La coupe du monde fut belle pour la France, certes pas en tant que trophée, mais en tant que compétition. Et ce d'autant plus que l'équipe tricolore n'était pas attendue en finale de la compétition, à l'instar de l'Italie d'ailleurs. Le Brésil, grand favori de la compétition, a été éliminé en quart de finale par les Bleus, provoquant une déception semblable à celle que connut la France en 2002. Zinedine Zidane, Franck Ribéry et Lilian Thuram furent les héros français de la compétition, mais ils n'arrivèrent pas à emporter la victoire face à une équipe italienne pourtant soucieuse des démêlés judiciaires où se trouvaient les équipes de certains de leurs joueurs. La fin du match fut même marquée par la provocation et la riposte de Materrazzi et de Zidane, spectacle déplorable de la part des deux joueurs. Bien que son rôle fut probablement mineur dans les succès de l'équipe de France, Raymond Domenech est parvenu à garder sa place, reprenant du service pour les deux prochaines années minimum. Il faudra à nouveau reconstruire l'équipe, ou tout du moins lui insuffler du sang neuf si le sélectionneur finit par accepter les demandes de retraites des joueurs les plus expérimentés. En tous cas, l'espace d'un mois, la France entière a rêvé et a espéré la victoire, les succès des Bleus faisant oublier un instant aux Français leurs soucis quotidiens.

Faut-il se contenter d'un commentaire sportif de l'événement ? Probablement. Inutile d'y voir plus de symboles, de faire trop couler d'encre à faire des métaphores éphémères et discutables, il est préférable d'éviter les parallèles entre la France et son équipe de football. Le surplus de croissance apporté par les succès est inexistant, et l'exemple de la victoire de 1998 a montré qu'il est inutile de s'enflammer et d'étendre à 60 millions de personnes les performances d'une vingtaine de personnes. Le slogan d'équipe "black blanc beur", représentative d'une France "riche de sa diversité" et victorieuse n'a pas duré. D'une part parce qu'il était faux à la base, d'autre part car depuis la France a continué de connaître bien des problèmes de racisme, de difficulté d'intégration et de communautarisme, malgré tous les espoirs de l'époque. La coupe du monde permet tout au plus temporairement d'apporter de la bonne humeur et une hausse de la consommation, mais ça se limite à ça. Pourtant, la notion de prestige et de fierté ne doit pas être forcément dévalorisée. Il faut simplement être conscient de la juste portée des succès. S'il n'est donc pas nécessaire d'analyser les résultats sportifs d'un point de vue politique, cela ne veut pas dire qu'il faille que la politique se désintéresse du sport.

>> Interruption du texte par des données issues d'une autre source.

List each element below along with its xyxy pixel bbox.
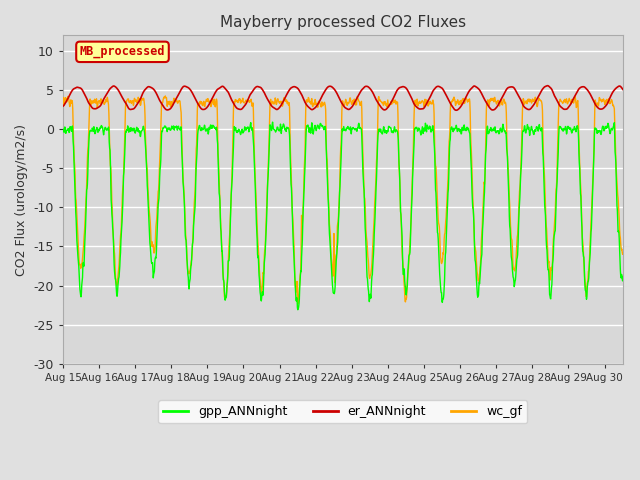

En l'occurrence, le rôle du système politique dans ce domaine consiste à l'organiser. Ce sont bien les Etats qui décident de l'organisation des grands événements sportifs, en coopération avec les fédérations concernées. Et cette année, le rôle de l'Allemagne fut admirable dans le succès de l'événement. La France a encore en mémoire le retentissement de la coupe du monde organisée sur son territoire en 1998. Par la suite l'idée de l'organisation des Jeux Olympiques d'été par la France avait fait consensus, mais les candidatures de Paris ont été rejetées pour l'organisation des Jeux de 2008 et de 2012. La France n'a pas eu les Jeux Olympiques d'été depuis 1924 ce qui pour un pays de cette taille et de cette importance dans l'olympisme est ahurissant. On ne compte pourtant plus le nombre de fois où ont été organisés les Jeux Olympiques aux Etats-Unis ou d'une manière plus générale dans un pays anglophone depuis. Les conditions du dernier refus en date permettent de penser que le sérieux et l'honnêteté ne sont plus récompensés dans le jugement des dossiers, laissant place aux lobbyings les plus sombres et les plus douteux. Si l'idée olympique est bonne et généreuse, sa gestion par le Comité International Olympique et le mépris affiché par celui-ci vis-à-vis de la France font redouter la naissance d'une prise de distance par les Français envers l'événement.